A strobe light flashed in their eyes, and from each corner of the room, disturbing noises emerged.
One was a voice, repeatedly whispering, “You’re bad, you’re bad, you’re going to hell.”
Another was a baby, crying incessantly. In the background, an amplified electronic hum droned on.
Through it all, the students tried to take a quiz.
For these students, the noises were simulated. But for many others with psychological disabilities such as autism or schizophrenia, these types of obstructions of daily life are regular.
“Does it happen all the time? The whole day? Every day?” asked Coeur d’Alene High School student Michael Grzywacz.
“Yes,” said Liz Mathes, the North Idaho College instructor running the room.
“Whoa,” Grzywacz responded.
The simulation was part of NIC’s Disability Awareness Day Wednesday in the Student Union Building. It was designed to increase knowledge of and sensitivity toward people with disabilities. Also demonstrated were blindness, deafness, reading difficulties and communication barriers.
Students also learned what it feels like to get around in a wheelchair.
Students from Coeur d’Alene, Post Falls, Lake City and Lakeland high schools attended the event as a field trip.
The day was created at the request of NIC students who have disabilities, said Sharon Daniels, the college’s first full-time disability services coordinator.
“They have wanted an event to help other people understand what they deal with and go through on a daily basis,” Daniels said.
“Everybody wants to increase people’s sensitivity, because with sensitivity comes everything else - support, funding …”
Daniels said she plans to hold the event every year.
More than 100 NIC students have a declared disability, ranging from blindness to reading difficulty. Daniels estimates that at least 200 more students hide disabilities because they fear judgment or rejection by other students. Disabilities such as partial blindness or deafness or reading difficulties could be concealed with a little effort.
Kevin Boveda, a first-year business management student, said he hoped the event would lead to better understanding of disabilities.
“People are more aware that people in wheelchairs do have a hard time,” said Boveda, who uses a wheelchair because his spine didn’t form properly. “They didn’t realize how hard it is to operate one of these things.”
Patrice Wheeler, an NIC instructor and disability services tutor, showed students what it is like to be blind.
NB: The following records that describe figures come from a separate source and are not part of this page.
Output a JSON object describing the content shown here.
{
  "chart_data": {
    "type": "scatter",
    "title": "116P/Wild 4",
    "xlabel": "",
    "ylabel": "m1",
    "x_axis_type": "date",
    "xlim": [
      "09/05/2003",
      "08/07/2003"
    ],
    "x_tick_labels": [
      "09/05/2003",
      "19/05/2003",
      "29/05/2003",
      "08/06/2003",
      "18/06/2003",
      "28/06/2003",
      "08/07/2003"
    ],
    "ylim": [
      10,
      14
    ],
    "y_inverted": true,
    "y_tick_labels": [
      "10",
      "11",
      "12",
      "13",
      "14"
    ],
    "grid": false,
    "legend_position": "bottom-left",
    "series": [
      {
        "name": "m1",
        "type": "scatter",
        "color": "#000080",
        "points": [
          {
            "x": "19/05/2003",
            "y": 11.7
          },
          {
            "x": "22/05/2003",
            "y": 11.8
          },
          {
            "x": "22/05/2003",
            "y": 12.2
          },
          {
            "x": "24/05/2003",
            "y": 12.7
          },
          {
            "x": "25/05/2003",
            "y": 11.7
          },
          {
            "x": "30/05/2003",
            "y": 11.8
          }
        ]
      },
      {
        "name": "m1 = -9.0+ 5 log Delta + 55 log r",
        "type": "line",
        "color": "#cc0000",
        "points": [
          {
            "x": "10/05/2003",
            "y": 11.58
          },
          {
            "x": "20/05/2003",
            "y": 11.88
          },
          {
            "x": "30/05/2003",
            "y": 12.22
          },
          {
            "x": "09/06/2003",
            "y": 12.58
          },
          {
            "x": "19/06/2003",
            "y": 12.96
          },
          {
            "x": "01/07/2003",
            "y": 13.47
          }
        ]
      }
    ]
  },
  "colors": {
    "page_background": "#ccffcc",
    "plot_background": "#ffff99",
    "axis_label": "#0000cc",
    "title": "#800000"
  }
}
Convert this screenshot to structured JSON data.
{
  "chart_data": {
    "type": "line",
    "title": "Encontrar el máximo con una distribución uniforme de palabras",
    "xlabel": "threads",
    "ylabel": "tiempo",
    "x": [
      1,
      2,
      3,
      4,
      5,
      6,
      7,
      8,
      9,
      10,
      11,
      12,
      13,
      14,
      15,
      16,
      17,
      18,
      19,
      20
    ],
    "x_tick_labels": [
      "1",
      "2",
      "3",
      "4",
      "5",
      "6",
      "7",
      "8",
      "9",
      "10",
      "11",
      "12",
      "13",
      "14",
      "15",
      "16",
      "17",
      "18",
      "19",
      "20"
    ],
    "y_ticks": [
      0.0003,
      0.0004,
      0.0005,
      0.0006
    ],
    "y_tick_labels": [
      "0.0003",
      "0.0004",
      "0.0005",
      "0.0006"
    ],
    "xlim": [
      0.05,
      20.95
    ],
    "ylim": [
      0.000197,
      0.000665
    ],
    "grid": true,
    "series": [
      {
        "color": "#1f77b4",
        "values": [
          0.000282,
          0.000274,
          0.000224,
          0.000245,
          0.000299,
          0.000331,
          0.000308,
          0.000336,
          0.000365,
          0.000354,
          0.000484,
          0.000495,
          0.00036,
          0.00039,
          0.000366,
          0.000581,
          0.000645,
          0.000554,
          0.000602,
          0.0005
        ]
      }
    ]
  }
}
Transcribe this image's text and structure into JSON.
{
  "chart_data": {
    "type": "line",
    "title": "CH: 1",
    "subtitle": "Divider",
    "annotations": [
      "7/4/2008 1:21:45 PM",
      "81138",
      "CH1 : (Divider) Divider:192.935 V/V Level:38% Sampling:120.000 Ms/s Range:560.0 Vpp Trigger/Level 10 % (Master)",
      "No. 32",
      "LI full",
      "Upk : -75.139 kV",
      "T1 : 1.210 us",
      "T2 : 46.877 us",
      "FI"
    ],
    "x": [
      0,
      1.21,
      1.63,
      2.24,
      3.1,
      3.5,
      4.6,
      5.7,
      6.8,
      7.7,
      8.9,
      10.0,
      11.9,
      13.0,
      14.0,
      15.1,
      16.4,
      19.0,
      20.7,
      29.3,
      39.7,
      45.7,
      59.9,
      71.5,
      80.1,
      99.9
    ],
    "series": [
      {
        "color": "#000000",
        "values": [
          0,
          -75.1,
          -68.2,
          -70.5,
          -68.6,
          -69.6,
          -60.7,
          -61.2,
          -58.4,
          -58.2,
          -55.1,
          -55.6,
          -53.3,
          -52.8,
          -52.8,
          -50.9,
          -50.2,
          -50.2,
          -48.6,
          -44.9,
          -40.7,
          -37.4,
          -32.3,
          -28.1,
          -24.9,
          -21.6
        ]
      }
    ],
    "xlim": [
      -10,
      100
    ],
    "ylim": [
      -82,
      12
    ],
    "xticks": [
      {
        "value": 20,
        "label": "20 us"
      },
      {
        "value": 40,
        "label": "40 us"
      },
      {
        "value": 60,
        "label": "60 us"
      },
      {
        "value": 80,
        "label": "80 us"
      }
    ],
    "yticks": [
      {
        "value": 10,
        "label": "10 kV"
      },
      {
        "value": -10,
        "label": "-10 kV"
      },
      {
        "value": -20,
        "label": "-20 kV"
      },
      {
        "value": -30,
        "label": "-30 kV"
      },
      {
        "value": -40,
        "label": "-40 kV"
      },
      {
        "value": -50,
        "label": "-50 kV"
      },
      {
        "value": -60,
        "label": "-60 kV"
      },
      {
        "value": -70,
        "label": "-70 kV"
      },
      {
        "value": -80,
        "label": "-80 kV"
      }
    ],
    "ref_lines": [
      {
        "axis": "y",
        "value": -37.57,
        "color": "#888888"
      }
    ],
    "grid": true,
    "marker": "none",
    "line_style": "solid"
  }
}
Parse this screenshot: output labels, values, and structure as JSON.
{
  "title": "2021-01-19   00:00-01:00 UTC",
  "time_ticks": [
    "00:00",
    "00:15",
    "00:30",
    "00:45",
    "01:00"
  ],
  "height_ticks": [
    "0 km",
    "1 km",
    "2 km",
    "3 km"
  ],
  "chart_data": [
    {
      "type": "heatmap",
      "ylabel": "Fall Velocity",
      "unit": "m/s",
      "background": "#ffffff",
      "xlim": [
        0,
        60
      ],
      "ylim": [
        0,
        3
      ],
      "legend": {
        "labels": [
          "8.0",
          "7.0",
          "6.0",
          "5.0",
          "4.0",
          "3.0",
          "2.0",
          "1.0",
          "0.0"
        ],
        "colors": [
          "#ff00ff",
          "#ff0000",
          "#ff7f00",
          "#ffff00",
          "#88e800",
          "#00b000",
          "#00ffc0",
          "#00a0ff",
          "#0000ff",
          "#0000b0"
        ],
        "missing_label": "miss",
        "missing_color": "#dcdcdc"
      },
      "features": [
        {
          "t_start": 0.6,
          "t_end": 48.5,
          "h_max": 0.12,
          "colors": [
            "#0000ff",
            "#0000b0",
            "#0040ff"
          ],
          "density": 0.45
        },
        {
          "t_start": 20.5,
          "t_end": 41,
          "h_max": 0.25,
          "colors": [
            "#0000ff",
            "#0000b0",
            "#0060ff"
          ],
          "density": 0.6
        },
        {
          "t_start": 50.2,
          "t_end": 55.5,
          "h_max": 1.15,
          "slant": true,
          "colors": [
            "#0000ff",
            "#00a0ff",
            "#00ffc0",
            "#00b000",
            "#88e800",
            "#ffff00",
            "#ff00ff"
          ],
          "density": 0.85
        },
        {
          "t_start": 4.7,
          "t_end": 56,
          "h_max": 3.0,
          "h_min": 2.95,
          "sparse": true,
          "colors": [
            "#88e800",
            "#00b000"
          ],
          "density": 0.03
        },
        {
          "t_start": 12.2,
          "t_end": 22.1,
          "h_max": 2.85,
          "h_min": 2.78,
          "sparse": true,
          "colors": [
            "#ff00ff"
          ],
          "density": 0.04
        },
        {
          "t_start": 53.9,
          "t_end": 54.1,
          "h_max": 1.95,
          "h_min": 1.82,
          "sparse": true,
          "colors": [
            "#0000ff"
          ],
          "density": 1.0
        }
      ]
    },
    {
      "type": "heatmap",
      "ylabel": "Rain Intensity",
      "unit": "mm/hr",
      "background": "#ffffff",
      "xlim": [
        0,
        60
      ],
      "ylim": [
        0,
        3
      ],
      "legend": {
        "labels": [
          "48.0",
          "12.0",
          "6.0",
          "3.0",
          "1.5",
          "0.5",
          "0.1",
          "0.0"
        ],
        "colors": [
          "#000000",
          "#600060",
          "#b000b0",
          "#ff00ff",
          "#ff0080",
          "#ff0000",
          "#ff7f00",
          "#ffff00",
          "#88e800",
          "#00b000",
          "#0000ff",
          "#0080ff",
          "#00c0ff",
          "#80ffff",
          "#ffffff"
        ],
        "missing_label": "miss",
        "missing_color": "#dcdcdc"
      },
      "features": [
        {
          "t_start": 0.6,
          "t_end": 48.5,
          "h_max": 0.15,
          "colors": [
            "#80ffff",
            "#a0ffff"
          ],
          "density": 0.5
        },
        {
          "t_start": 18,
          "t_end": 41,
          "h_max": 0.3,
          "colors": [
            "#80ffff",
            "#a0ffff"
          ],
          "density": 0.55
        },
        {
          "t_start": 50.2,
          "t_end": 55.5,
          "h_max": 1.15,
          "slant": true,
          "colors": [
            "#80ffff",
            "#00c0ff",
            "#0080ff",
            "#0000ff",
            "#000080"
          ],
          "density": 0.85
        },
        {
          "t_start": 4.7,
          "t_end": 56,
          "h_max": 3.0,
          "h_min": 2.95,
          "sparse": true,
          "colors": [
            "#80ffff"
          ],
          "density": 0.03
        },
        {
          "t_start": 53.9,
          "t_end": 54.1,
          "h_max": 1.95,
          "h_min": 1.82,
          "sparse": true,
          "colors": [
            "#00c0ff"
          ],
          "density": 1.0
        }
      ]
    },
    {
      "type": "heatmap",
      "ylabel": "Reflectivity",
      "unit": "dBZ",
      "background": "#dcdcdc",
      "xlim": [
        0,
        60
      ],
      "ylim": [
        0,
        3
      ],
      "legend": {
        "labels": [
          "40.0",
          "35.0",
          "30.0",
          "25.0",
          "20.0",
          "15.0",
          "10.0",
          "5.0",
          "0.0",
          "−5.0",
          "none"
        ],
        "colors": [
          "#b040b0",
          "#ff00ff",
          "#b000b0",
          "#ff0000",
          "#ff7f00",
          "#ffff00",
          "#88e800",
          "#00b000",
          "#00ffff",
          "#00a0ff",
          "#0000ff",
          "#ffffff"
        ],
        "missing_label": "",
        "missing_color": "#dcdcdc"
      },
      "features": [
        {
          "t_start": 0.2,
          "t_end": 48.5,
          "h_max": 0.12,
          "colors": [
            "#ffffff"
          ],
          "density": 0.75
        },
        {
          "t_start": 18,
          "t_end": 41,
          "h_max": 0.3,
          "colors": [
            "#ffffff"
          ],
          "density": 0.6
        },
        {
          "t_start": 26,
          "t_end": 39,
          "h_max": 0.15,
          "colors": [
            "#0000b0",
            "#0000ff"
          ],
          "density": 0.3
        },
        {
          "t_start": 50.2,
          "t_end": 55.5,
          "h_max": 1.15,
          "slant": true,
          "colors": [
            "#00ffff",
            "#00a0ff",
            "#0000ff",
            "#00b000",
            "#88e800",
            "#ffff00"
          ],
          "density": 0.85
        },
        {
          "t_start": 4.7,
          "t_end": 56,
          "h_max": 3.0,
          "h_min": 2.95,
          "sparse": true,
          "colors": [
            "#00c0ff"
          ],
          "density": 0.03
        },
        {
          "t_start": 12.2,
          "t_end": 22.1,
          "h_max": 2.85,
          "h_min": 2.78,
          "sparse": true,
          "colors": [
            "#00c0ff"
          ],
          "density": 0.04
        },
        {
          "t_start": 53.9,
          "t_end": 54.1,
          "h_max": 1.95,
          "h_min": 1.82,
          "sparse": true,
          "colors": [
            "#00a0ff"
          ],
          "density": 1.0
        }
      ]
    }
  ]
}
She paired students off, asking one to cover his or her eyes with dark glasses and the other to be a guide as the pair walked through the student union building.
“They found it isn’t as fun as they thought it would be,” Wheeler said, adding that it is also frustrating for the guides.
“It’s nerve-wracking. They can’t keep their eyes off everything - the backpack on the floor, the student in the way.”
Kathi Rauch, a Lakeland junior, said not being able to see was scary.
“I kept putting my hand out to feel for people. I could sense the wall by me, but I couldn’t see it.”
“She kept wanting to pull back,” said Joanna Wheeler, the Lakeland junior who guided Rauch.
“It’s just amazing how people can live their lives like that.”